AUGUSTA, Ga. — It was 20 years ago today that Scotland’s Sandy Lyle played the most famous fairway bunker shot in Masters history. He struck a 7-iron 150 yards uphill on the 18th hole to set up a birdie, becoming the first British player to claim the green jacket. “I don’t know that there’s ever been a better shot in a major,” Lyle said earlier this week, looking forward to his 27th appearance.
Lyle is now 50 and playing his first season on the Champions Tour. So what on earth was he doing here shooting level par in the first round to match the current World No.1? And seeing his name (for a while) high up on the leaderboard? While Tiger Woods probably spent the eve of the tournament tucked in bed meditating about the Grand Slam, Lyle had a less serious pre-Masters mindset — he was out partying with friends at the local Hooters.
His relaxed approach to the 72nd Masters is working. Lyle reached 3-under par by the par-5 15th. But then, deciding which club to hit into the green, he admitted that he began contemplating leading the tournament, with 4-under par (or better?) within reach. “I chose a rescue club over a 3-iron and hit it too well,” Lyle said, “and it flew over the green. Then I nearly went in the water with the chip shot coming back, and I made a six. It all went it bit haywire after that. But there were some signs of the old days out there. I feel I have turned the corner in the past few weeks. I’m slightly disappointed but I’ll take it. Energy-wise, I feel pretty good. And those birdies certainly keep you going!”
First round tournament co-leader Justin Rose was only seven years old when Lyle won, but Rose said seeing the veteran’s name on the leaderboard brought memories flooding back. “I remember watching that bunker shot on TV and Sandy’s tartan pants and that jig he did on the green,” Rose said with a laugh.

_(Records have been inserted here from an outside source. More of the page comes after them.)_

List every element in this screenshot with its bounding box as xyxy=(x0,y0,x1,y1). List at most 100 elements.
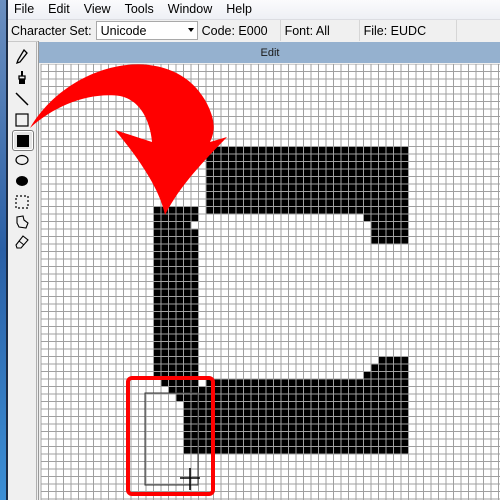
glyph-pixel-off[interactable] xyxy=(423,161,432,170)
glyph-pixel-off[interactable] xyxy=(453,386,462,395)
glyph-pixel-off[interactable] xyxy=(175,423,184,432)
glyph-pixel-off[interactable] xyxy=(363,341,372,350)
glyph-pixel-off[interactable] xyxy=(183,483,192,492)
glyph-pixel-off[interactable] xyxy=(220,461,229,470)
glyph-pixel-off[interactable] xyxy=(100,363,109,372)
glyph-pixel-off[interactable] xyxy=(295,341,304,350)
glyph-pixel-off[interactable] xyxy=(48,416,57,425)
glyph-pixel-on[interactable] xyxy=(378,213,387,222)
glyph-pixel-off[interactable] xyxy=(63,438,72,447)
glyph-pixel-off[interactable] xyxy=(363,326,372,335)
glyph-pixel-off[interactable] xyxy=(453,446,462,455)
glyph-pixel-on[interactable] xyxy=(303,431,312,440)
glyph-pixel-off[interactable] xyxy=(108,71,117,80)
glyph-pixel-off[interactable] xyxy=(63,191,72,200)
glyph-pixel-off[interactable] xyxy=(393,333,402,342)
glyph-pixel-off[interactable] xyxy=(115,461,124,470)
glyph-pixel-on[interactable] xyxy=(333,206,342,215)
glyph-pixel-off[interactable] xyxy=(78,168,87,177)
glyph-pixel-off[interactable] xyxy=(78,176,87,185)
glyph-pixel-off[interactable] xyxy=(130,131,139,140)
glyph-pixel-off[interactable] xyxy=(198,108,207,117)
glyph-pixel-off[interactable] xyxy=(198,206,207,215)
glyph-pixel-on[interactable] xyxy=(378,183,387,192)
glyph-pixel-off[interactable] xyxy=(468,401,477,410)
glyph-pixel-off[interactable] xyxy=(220,311,229,320)
glyph-pixel-off[interactable] xyxy=(310,108,319,117)
glyph-pixel-off[interactable] xyxy=(160,483,169,492)
glyph-pixel-off[interactable] xyxy=(250,228,259,237)
glyph-pixel-off[interactable] xyxy=(430,221,439,230)
glyph-pixel-off[interactable] xyxy=(288,71,297,80)
glyph-pixel-off[interactable] xyxy=(310,288,319,297)
glyph-pixel-off[interactable] xyxy=(78,356,87,365)
glyph-pixel-off[interactable] xyxy=(40,86,49,95)
glyph-pixel-on[interactable] xyxy=(288,206,297,215)
glyph-pixel-off[interactable] xyxy=(138,71,147,80)
glyph-pixel-off[interactable] xyxy=(153,483,162,492)
glyph-pixel-off[interactable] xyxy=(168,453,177,462)
glyph-pixel-off[interactable] xyxy=(78,146,87,155)
glyph-pixel-on[interactable] xyxy=(348,431,357,440)
glyph-pixel-on[interactable] xyxy=(250,386,259,395)
glyph-pixel-on[interactable] xyxy=(318,393,327,402)
glyph-pixel-off[interactable] xyxy=(423,266,432,275)
glyph-pixel-on[interactable] xyxy=(183,386,192,395)
glyph-pixel-on[interactable] xyxy=(160,288,169,297)
glyph-pixel-off[interactable] xyxy=(205,131,214,140)
glyph-pixel-off[interactable] xyxy=(145,431,154,440)
glyph-pixel-off[interactable] xyxy=(378,243,387,252)
glyph-pixel-off[interactable] xyxy=(385,108,394,117)
glyph-pixel-on[interactable] xyxy=(190,258,199,267)
glyph-pixel-on[interactable] xyxy=(228,408,237,417)
glyph-pixel-on[interactable] xyxy=(213,183,222,192)
glyph-pixel-off[interactable] xyxy=(363,138,372,147)
glyph-pixel-off[interactable] xyxy=(93,131,102,140)
glyph-pixel-off[interactable] xyxy=(460,303,469,312)
glyph-pixel-off[interactable] xyxy=(108,303,117,312)
glyph-pixel-off[interactable] xyxy=(40,64,49,72)
glyph-pixel-off[interactable] xyxy=(153,461,162,470)
glyph-pixel-on[interactable] xyxy=(213,416,222,425)
glyph-pixel-off[interactable] xyxy=(370,108,379,117)
glyph-pixel-off[interactable] xyxy=(235,356,244,365)
glyph-pixel-off[interactable] xyxy=(468,266,477,275)
glyph-pixel-off[interactable] xyxy=(423,258,432,267)
glyph-pixel-off[interactable] xyxy=(138,311,147,320)
glyph-pixel-on[interactable] xyxy=(355,146,364,155)
glyph-pixel-off[interactable] xyxy=(258,236,267,245)
glyph-pixel-on[interactable] xyxy=(340,161,349,170)
glyph-pixel-off[interactable] xyxy=(198,341,207,350)
glyph-pixel-off[interactable] xyxy=(55,438,64,447)
glyph-pixel-off[interactable] xyxy=(220,363,229,372)
glyph-pixel-on[interactable] xyxy=(160,281,169,290)
glyph-pixel-off[interactable] xyxy=(288,101,297,110)
glyph-pixel-off[interactable] xyxy=(198,176,207,185)
glyph-pixel-on[interactable] xyxy=(250,423,259,432)
menu-file[interactable]: File xyxy=(8,0,42,19)
glyph-pixel-off[interactable] xyxy=(145,123,154,132)
glyph-pixel-off[interactable] xyxy=(378,318,387,327)
glyph-pixel-off[interactable] xyxy=(213,318,222,327)
glyph-pixel-off[interactable] xyxy=(468,168,477,177)
glyph-pixel-off[interactable] xyxy=(130,78,139,87)
glyph-pixel-off[interactable] xyxy=(483,363,492,372)
glyph-pixel-off[interactable] xyxy=(430,326,439,335)
glyph-pixel-on[interactable] xyxy=(363,198,372,207)
glyph-pixel-on[interactable] xyxy=(355,191,364,200)
glyph-pixel-off[interactable] xyxy=(55,333,64,342)
glyph-pixel-off[interactable] xyxy=(168,191,177,200)
glyph-pixel-on[interactable] xyxy=(258,153,267,162)
glyph-pixel-off[interactable] xyxy=(438,401,447,410)
glyph-pixel-off[interactable] xyxy=(460,446,469,455)
glyph-pixel-off[interactable] xyxy=(78,251,87,260)
eraser-tool[interactable] xyxy=(12,232,32,251)
glyph-pixel-off[interactable] xyxy=(355,251,364,260)
glyph-pixel-off[interactable] xyxy=(318,483,327,492)
glyph-pixel-off[interactable] xyxy=(295,138,304,147)
glyph-pixel-off[interactable] xyxy=(243,123,252,132)
glyph-pixel-off[interactable] xyxy=(183,78,192,87)
glyph-pixel-on[interactable] xyxy=(265,386,274,395)
glyph-pixel-off[interactable] xyxy=(48,71,57,80)
glyph-pixel-off[interactable] xyxy=(145,258,154,267)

Lyle’s one-shot victory over Mark Calcavecchia in 1988 added to his 1985 British Open success and solidified him as the World No. 1. He went on to claim 17 victories in Europe and five on the PGA Tour, including the 1987 Players Championship. Lyle remembered that, in 1988, by the time he had finished all the interviews and formalities with the Augusta National members, there was no time to celebrate.
“When I got back to my hotel,” he said, “I was expecting a raucous welcome. But everyone had buggered off to bed.”
Perhaps he’ll make up for that tonight. But Hooters? Two nights in a row?